American and British undercover operatives are inside Libya aiding rebel forces after President Barack Obama recently ordered the secret operation.
Obama signed an order, known as "a finding," for the undercover help within the last two or three week, according to Reuters.
News of the move has drawn more scrutiny over the scope of America's involvement in the mission against Libyan dictator Moammar Gadhafi. There's now speculation that the finding is the start of more concrete actions, such as actively supplying weapons to the rebels.
Meanwhile, Gadhafi said he'll stay in his country until the very end to witness the defeat of his enemies.
Troops loyal to the Gadhafi regime pounded away at rebel strongholds Thursday, dealing a serious blow to the substantial gains protestors made in recent weeks.

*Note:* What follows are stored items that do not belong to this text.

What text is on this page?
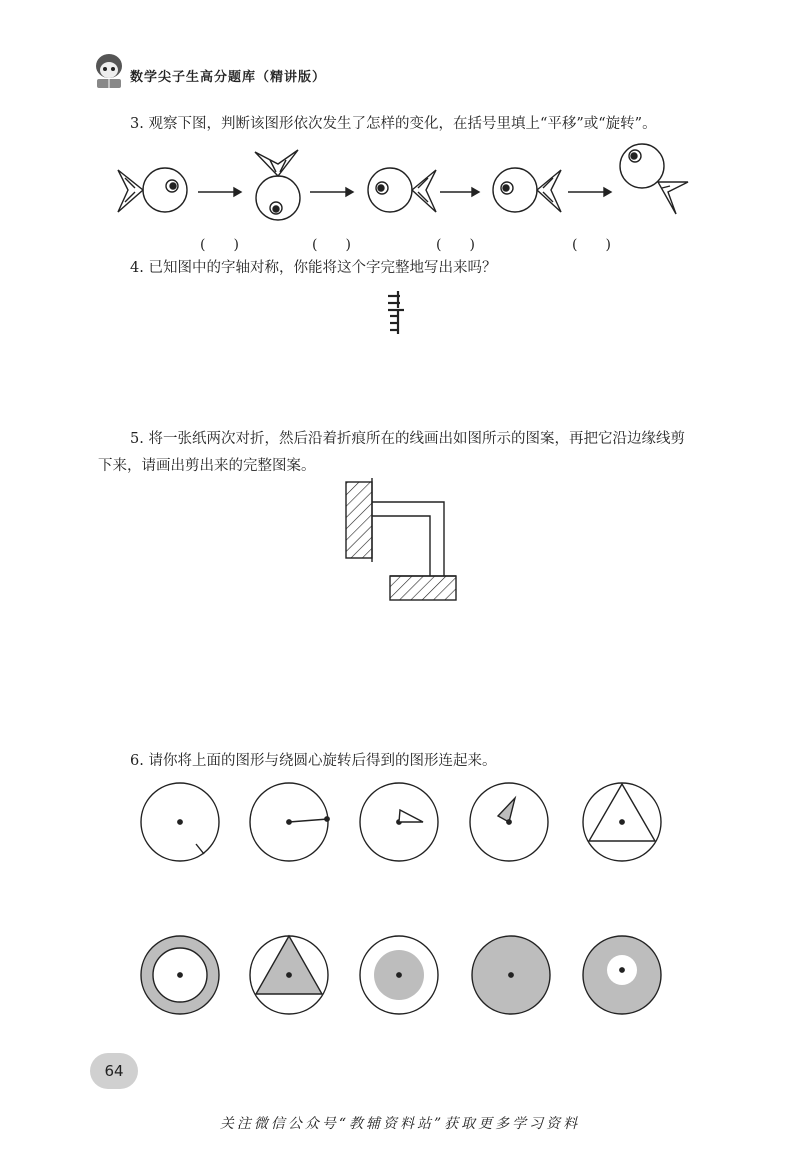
数学尖子生高分题库（精讲版）
3. 观察下图，判断该图形依次发生了怎样的变化，在括号里填上“平移”或“旋转”。
(　　)	(　　)	(　　)	(　　)
4. 已知图中的字轴对称，你能将这个字完整地写出来吗？
5. 将一张纸两次对折，然后沿着折痕所在的线画出如图所示的图案，再把它沿边缘线剪
下来，请画出剪出来的完整图案。
6. 请你将上面的图形与绕圆心旋转后得到的图形连起来。
64
关注微信公众号“教辅资料站”获取更多学习资料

Still, within 24 hours, Gadhafi suffered some setbacks, including the defection of a top Libyan aide Foreign Minister Moussa Koussa.
Three days ago, rebels controlled key cities along Libya's northern coast as they made critical advances in Gadhafi's hometown of Sirte. But just as quickly, government forces recaptured all that territory.
"You establish a no-fly zone and you say that you are not going to add any additional support. I think this retreat clearly shows that more support is needed and needed badly if they are going to get anywhere against Gadhafi," CBN News Senior Editor John Waage said.
Many are wondering just how many rebel fighters are engaged against the Gadhafi regime. By one account there are less than 1,000. Of those rebels, only a few hundred are core fighters.
"By looking at this footage, it is quite obvious that this is just a rag tag militia that's riding around in pick up trucks with machine guns, a few RPG's," CBN News Senior International Correspondent Gary Lane explained. "It is hardly an army capable of overthrowing a regime."
The rebels are clearly outnumbered and out gunned. Now, fear and despair are setting in after the recent significant loses.
"We are terrified," one resident said. "We wanted to get out."
After reports of President Obama's order, his administration hinted that more support for Libya's rebel forces may come from the outside.
"The broader question of assistance to the opposition is one that we're looking at very closely," White House Press Secretary Jay Carney said.